One of the birds, a female called E7, set the record of flying the furthest in eight days across the Pacific.
"These extraordinary non-stop flights establish new extremes for avian flight performance and have profound implications for understanding the physiological capabilities of vertebrates," the report said.
The international media have hailed the achievement.
In Britain’s Guardian quoted Theunis Piersma, a biologist at the University of Groningen in The Netherlands.
"There is something special going on here. For a vertebrate this kind of endurance is just extraordinary."
Piersma said the birds would have flapped their wings non-stop for the entire journey, and that the resulting energy requirement was the greatest in the animal kingdom.
The birds would have gobbled up energy at some eight times their resting basic metabolic rate (BMR) during their week-long exertion, he said.

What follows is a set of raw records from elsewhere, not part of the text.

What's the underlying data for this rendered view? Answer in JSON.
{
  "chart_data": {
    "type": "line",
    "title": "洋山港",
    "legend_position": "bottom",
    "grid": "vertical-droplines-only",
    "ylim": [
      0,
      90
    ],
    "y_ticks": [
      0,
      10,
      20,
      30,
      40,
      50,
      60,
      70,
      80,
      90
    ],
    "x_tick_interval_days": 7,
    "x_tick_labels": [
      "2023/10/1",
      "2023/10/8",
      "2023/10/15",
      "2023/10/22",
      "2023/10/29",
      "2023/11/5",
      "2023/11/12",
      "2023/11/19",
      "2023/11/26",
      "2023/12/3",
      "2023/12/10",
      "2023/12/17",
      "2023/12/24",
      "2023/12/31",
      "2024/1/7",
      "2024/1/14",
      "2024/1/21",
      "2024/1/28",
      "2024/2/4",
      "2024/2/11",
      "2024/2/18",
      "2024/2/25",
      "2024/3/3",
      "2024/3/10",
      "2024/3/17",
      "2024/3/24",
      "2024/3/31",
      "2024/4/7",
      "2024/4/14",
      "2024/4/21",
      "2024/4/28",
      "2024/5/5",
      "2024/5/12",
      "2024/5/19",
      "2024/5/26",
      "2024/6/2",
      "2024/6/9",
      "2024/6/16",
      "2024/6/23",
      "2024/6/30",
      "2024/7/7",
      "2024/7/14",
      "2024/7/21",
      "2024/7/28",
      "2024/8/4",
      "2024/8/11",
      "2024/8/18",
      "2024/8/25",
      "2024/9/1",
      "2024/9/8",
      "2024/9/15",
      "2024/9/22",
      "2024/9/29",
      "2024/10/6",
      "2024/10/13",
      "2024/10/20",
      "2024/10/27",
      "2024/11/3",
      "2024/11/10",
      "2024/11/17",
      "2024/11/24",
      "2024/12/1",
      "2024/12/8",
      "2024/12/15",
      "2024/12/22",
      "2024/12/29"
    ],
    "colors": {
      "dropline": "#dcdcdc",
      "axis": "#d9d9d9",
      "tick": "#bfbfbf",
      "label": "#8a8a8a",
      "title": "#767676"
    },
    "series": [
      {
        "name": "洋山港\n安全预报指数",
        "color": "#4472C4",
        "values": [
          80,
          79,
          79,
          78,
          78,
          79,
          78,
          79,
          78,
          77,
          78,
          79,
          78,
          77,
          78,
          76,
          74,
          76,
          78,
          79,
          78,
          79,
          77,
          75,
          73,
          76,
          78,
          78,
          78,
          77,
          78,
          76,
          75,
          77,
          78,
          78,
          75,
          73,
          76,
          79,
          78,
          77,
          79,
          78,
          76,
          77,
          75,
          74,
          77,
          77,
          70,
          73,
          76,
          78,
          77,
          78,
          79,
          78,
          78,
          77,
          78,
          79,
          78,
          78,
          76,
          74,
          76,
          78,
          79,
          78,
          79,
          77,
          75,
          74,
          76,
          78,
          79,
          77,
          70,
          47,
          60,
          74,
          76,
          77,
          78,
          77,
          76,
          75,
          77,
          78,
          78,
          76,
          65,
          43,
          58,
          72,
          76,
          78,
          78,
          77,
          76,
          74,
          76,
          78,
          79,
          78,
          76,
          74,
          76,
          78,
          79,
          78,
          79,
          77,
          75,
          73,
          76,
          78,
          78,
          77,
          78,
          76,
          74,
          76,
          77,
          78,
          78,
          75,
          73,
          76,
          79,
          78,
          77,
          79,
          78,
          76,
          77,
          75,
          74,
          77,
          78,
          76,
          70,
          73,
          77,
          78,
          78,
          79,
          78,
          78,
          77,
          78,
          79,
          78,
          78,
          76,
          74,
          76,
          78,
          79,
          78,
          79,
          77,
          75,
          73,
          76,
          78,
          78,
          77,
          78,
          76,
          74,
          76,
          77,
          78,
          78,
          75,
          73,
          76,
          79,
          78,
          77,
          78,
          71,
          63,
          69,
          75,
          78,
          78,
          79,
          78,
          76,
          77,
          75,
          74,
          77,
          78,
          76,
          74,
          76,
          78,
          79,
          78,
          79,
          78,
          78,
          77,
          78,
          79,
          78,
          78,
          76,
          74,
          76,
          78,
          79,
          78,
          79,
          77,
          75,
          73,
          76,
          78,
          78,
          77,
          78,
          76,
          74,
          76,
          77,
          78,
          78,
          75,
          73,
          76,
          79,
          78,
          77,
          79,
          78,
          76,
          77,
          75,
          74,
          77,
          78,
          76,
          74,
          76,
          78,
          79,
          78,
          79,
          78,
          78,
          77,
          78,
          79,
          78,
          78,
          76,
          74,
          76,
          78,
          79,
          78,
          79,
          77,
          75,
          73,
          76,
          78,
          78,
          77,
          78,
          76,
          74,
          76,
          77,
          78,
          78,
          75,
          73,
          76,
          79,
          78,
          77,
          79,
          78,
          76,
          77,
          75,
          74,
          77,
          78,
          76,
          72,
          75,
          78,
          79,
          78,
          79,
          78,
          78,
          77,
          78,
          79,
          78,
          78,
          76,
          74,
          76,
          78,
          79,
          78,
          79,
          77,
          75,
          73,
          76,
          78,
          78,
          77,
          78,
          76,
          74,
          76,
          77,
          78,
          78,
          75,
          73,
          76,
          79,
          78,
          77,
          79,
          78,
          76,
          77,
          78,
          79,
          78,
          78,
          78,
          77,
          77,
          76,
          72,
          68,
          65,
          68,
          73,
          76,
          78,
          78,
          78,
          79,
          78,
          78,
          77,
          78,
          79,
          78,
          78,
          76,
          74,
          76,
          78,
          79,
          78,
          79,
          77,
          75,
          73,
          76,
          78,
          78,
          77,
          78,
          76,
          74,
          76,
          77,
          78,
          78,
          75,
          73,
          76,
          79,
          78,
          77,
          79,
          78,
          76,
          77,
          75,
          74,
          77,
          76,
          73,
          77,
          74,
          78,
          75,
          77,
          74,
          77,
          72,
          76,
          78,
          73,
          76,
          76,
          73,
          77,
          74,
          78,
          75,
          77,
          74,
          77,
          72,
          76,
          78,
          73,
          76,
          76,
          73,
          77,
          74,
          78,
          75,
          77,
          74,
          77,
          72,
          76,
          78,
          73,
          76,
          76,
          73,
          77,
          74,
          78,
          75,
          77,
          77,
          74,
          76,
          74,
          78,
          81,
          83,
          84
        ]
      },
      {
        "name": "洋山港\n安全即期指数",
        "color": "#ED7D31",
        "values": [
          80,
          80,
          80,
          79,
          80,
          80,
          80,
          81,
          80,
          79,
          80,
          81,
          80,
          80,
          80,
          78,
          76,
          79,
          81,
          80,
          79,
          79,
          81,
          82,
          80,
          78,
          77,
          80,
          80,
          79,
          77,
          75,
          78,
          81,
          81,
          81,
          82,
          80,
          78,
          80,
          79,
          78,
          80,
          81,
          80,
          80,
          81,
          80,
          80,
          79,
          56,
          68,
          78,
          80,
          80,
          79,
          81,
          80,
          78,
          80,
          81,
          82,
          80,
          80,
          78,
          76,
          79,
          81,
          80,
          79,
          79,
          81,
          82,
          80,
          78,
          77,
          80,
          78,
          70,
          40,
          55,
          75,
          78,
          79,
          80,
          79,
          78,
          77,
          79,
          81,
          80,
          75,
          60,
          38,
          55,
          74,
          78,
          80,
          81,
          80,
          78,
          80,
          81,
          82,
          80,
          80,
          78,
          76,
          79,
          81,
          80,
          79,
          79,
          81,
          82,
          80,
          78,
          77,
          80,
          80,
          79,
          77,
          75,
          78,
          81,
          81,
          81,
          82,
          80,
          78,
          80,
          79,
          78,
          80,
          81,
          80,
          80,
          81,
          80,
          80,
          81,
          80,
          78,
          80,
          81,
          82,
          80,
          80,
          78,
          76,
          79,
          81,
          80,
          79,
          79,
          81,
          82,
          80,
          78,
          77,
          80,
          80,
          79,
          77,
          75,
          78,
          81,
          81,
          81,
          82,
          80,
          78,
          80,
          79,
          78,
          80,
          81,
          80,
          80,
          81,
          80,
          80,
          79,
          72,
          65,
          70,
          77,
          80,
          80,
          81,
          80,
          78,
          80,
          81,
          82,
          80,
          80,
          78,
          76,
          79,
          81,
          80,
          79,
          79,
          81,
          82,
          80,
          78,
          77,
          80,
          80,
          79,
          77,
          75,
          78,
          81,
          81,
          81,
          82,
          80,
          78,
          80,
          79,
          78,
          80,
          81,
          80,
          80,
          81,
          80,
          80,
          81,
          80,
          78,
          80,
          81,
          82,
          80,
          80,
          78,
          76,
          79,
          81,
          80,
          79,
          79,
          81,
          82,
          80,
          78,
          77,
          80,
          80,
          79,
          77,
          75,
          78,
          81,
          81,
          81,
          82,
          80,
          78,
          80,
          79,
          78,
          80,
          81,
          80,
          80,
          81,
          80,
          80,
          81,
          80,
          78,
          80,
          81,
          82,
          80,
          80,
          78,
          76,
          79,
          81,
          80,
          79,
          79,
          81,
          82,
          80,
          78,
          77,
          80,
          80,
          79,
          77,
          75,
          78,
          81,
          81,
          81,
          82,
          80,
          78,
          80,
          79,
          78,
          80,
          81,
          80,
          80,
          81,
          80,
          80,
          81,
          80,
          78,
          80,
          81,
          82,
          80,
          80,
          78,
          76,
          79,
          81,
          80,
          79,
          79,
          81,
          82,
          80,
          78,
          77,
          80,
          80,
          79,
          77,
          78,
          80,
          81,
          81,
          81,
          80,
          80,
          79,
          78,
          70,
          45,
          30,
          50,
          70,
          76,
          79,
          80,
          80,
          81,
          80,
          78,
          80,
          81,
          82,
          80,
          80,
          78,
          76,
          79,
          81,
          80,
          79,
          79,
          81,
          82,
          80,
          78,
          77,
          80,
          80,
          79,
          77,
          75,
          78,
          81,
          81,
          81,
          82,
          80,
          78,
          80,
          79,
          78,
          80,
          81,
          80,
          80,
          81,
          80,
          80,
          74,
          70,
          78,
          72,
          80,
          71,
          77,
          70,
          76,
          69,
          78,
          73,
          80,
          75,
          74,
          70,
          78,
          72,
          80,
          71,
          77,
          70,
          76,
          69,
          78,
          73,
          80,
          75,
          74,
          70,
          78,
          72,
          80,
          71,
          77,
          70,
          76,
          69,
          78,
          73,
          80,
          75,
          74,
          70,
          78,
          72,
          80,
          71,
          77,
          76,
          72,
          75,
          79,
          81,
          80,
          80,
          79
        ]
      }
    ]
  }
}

Professional cyclists an only manage about five times BMR for a few hours.
"Lance Armstrong would be no competition for these birds," he said.
The Washington Post quoted Robert F Gill, a biologist with the US Geological Survey, who headed the study.
"The human species doesn't work at these levels. So you just have to sit back in awe of it all," he said.
Said Kimberly A. Hammond, a physiological ecologist at the University of California: "What this suggests to me is that we haven't yet mined the depths, we really don't know what the extremes are."
The nonstop, over-water route is free of predators and substantially shorter than a hop-scotching route down the eastern coast of Asia, which is the alternative.
Landing and eating would expose the birds to disease and parasites when they are probably somewhat immune-suppressed.
Flying non stop – north to south – across the Pacific was the safest thing to do.
The death rate during the migration is unknown but presumably low, as the population of bar-tailed godwits, estimated at 100,000, has been stable and long-lasting.
"This system would not have perpetuated itself if mortality were a big problem," said Gill
The Post said a major mystery is how high the birds fly.
Gill said that since word of his research has spread, researchers on boats in the Pacific have told him of seeing godwits 1000 metres high and "smoking by at deck level."